14. This means that you must give full weight in your minds to the natural order of things (very real and tangible - philosophers sometimes talk of its "ontological density"). It means trying to see God's plan in the whole thing, the design he has chosen to trace out, and offering your collaboration in the progressive fulfillment of it as history unfolds. Your faith shows you the higher destiny which can enter into this history through Christ who made the first step in our direction, to become our Savior.

15. But divine revelation does not provide us with ready-made answers to the many questions which you come up against, once you have really committed yourself to this life. You must seek, in the light of faith, adequate solutions for the practical problems which will come up from time to time; often enough you will have to take the risk of a solution which is no more than probable.

16. So you have undertaken to lend a hand in the world's progress.

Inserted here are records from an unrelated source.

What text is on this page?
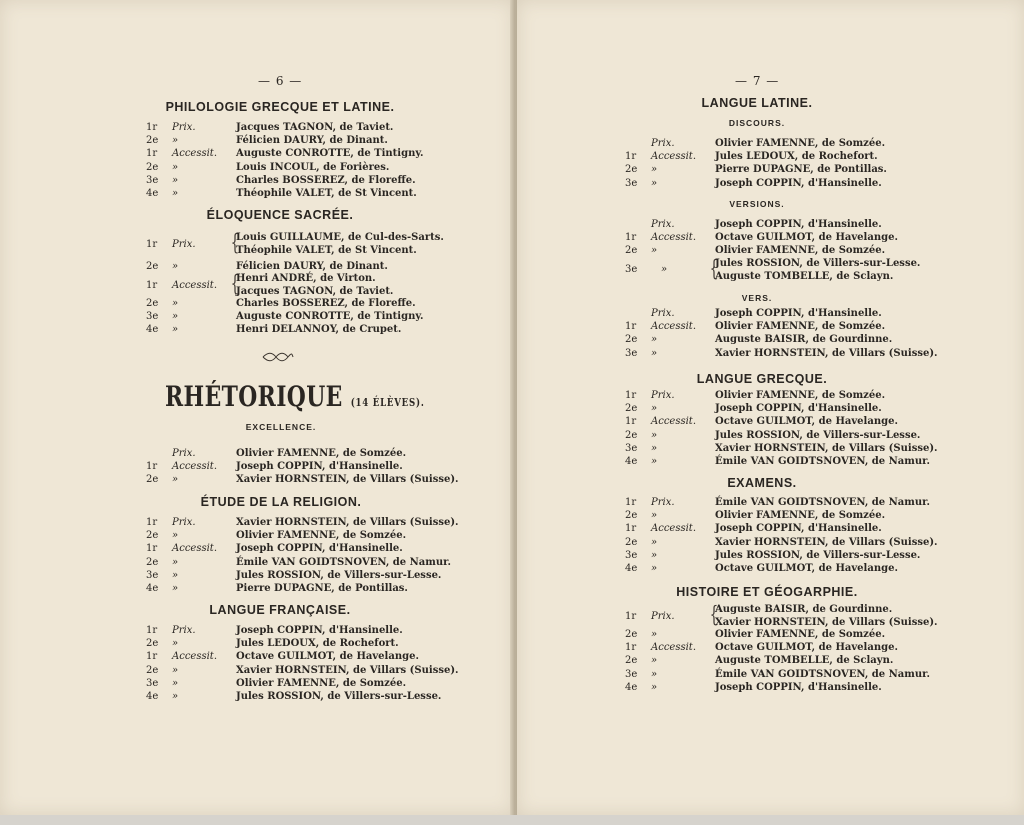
— 6 —
PHILOLOGIE GRECQUE ET LATINE.
1r	Prix.	Jacques TAGNON, de Taviet.
2e	»	Félicien DAURY, de Dinant.
1r	Accessit.	Auguste CONROTTE, de Tintigny.
2e	»	Louis INCOUL, de Forières.
3e	»	Charles BOSSEREZ, de Floreffe.
4e	»	Théophile VALET, de St Vincent.
ÉLOQUENCE SACRÉE.
1r Prix. {
Louis GUILLAUME, de Cul-des-Sarts.
Théophile VALET, de St Vincent.
2e	»	Félicien DAURY, de Dinant.
1r Accessit. {
Henri ANDRÉ, de Virton.
Jacques TAGNON, de Taviet.
2e	»	Charles BOSSEREZ, de Floreffe.
3e	»	Auguste CONROTTE, de Tintigny.
4e	»	Henri DELANNOY, de Crupet.
RHÉTORIQUE (14 ÉLÈVES).
EXCELLENCE.
Prix.	Olivier FAMENNE, de Somzée.
1r	Accessit.	Joseph COPPIN, d'Hansinelle.
2e	»	Xavier HORNSTEIN, de Villars (Suisse).
ÉTUDE DE LA RELIGION.
1r	Prix.	Xavier HORNSTEIN, de Villars (Suisse).
2e	»	Olivier FAMENNE, de Somzée.
1r	Accessit.	Joseph COPPIN, d'Hansinelle.
2e	»	Émile VAN GOIDTSNOVEN, de Namur.
3e	»	Jules ROSSION, de Villers-sur-Lesse.
4e	»	Pierre DUPAGNE, de Pontillas.
LANGUE FRANÇAISE.
1r	Prix.	Joseph COPPIN, d'Hansinelle.
2e	»	Jules LEDOUX, de Rochefort.
1r	Accessit.	Octave GUILMOT, de Havelange.
2e	»	Xavier HORNSTEIN, de Villars (Suisse).
3e	»	Olivier FAMENNE, de Somzée.
4e	»	Jules ROSSION, de Villers-sur-Lesse.
— 7 —
LANGUE LATINE.
DISCOURS.
Prix.	Olivier FAMENNE, de Somzée.
1r	Accessit.	Jules LEDOUX, de Rochefort.
2e	»	Pierre DUPAGNE, de Pontillas.
3e	»	Joseph COPPIN, d'Hansinelle.
VERSIONS.
Prix.	Joseph COPPIN, d'Hansinelle.
1r	Accessit.	Octave GUILMOT, de Havelange.
2e	»	Olivier FAMENNE, de Somzée.
3e » {
Jules ROSSION, de Villers-sur-Lesse.
Auguste TOMBELLE, de Sclayn.
VERS.
Prix.	Joseph COPPIN, d'Hansinelle.
1r	Accessit.	Olivier FAMENNE, de Somzée.
2e	»	Auguste BAISIR, de Gourdinne.
3e	»	Xavier HORNSTEIN, de Villars (Suisse).
LANGUE GRECQUE.
1r	Prix.	Olivier FAMENNE, de Somzée.
2e	»	Joseph COPPIN, d'Hansinelle.
1r	Accessit.	Octave GUILMOT, de Havelange.
2e	»	Jules ROSSION, de Villers-sur-Lesse.
3e	»	Xavier HORNSTEIN, de Villars (Suisse).
4e	»	Émile VAN GOIDTSNOVEN, de Namur.
EXAMENS.
1r	Prix.	Émile VAN GOIDTSNOVEN, de Namur.
2e	»	Olivier FAMENNE, de Somzée.
1r	Accessit.	Joseph COPPIN, d'Hansinelle.
2e	»	Xavier HORNSTEIN, de Villars (Suisse).
3e	»	Jules ROSSION, de Villers-sur-Lesse.
4e	»	Octave GUILMOT, de Havelange.
HISTOIRE ET GÉOGARPHIE.
1r Prix. {
Auguste BAISIR, de Gourdinne.
Xavier HORNSTEIN, de Villars (Suisse).
2e	»	Olivier FAMENNE, de Somzée.
1r	Accessit.	Octave GUILMOT, de Havelange.
2e	»	Auguste TOMBELLE, de Sclayn.
3e	»	Émile VAN GOIDTSNOVEN, de Namur.
4e	»	Joseph COPPIN, d'Hansinelle.
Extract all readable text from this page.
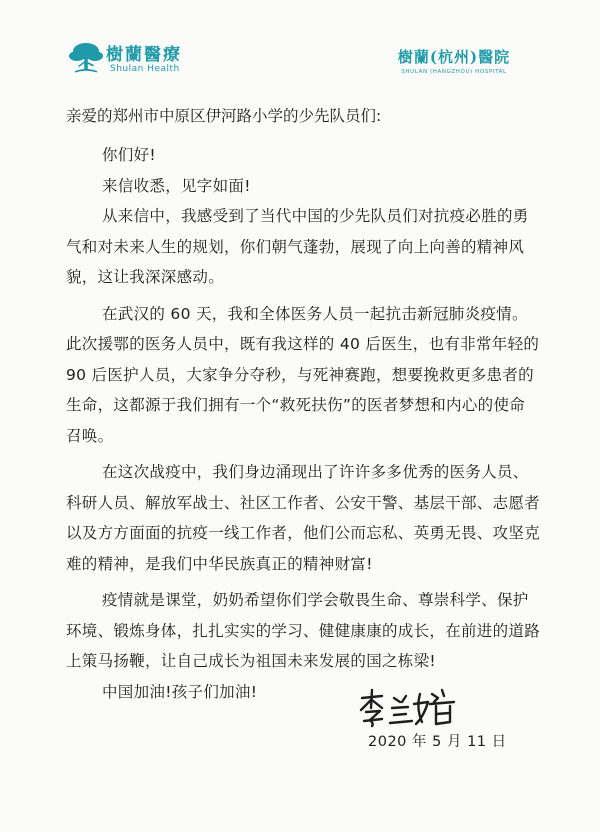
樹蘭醫療
Shulan Health
樹蘭(杭州)醫院
SHULAN (HANGZHOU) HOSPITAL

亲爱的郑州市中原区伊河路小学的少先队员们:

你们好!

来信收悉，见字如面!

从来信中，我感受到了当代中国的少先队员们对抗疫必胜的勇气和对未来人生的规划，你们朝气蓬勃，展现了向上向善的精神风貌，这让我深深感动。

在武汉的 60 天，我和全体医务人员一起抗击新冠肺炎疫情。此次援鄂的医务人员中，既有我这样的 40 后医生，也有非常年轻的 90 后医护人员，大家争分夺秒，与死神赛跑，想要挽救更多患者的生命，这都源于我们拥有一个“救死扶伤”的医者梦想和内心的使命召唤。

在这次战疫中，我们身边涌现出了许许多多优秀的医务人员、科研人员、解放军战士、社区工作者、公安干警、基层干部、志愿者以及方方面面的抗疫一线工作者，他们公而忘私、英勇无畏、攻坚克难的精神，是我们中华民族真正的精神财富!

疫情就是课堂，奶奶希望你们学会敬畏生命、尊崇科学、保护环境、锻炼身体，扎扎实实的学习、健健康康的成长，在前进的道路上策马扬鞭，让自己成长为祖国未来发展的国之栋梁!

中国加油!孩子们加油!

2020 年 5 月 11 日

But there is another commitment. Faith must come into it with its own set of values. The two commitments are to become one, to blend harmoniously as integral parts of your life. Both are fundamental and they set the course you follow and guide every step on your way. If you do this you will be able to help in changing the world from within, becoming life-giving leaven, fulfilling the duty laid upon you by Pope Pius XII in Primo feliciter: to be "the little yeast, always and everywhere at work, kneaded into every kind of society, from the humblest to the highest, to permeate each and all by word, by example and in every way until it forms and shapes the whole of it, making of it a new paste in Christ." (Introduction)

17. Thank you for bringing your good work to my attention. You have all my encouragement and support, all of you, priests and lay people. Persevere in your efforts to widen and deepen your understanding of temporal realities and values as they are related to evangelization: you priests, so that you may become increasingly concerned with the situation of people in the world and contribute to the diocesan clergy not only your personal experience of a life of commitment to the evangelical counsels, helped by a degree of common life, but also a fine sense of the true relation between the Church and the world; you lay people, so that you may gladly accept the special part given to you, consecrated in lay life in the service of evangelization.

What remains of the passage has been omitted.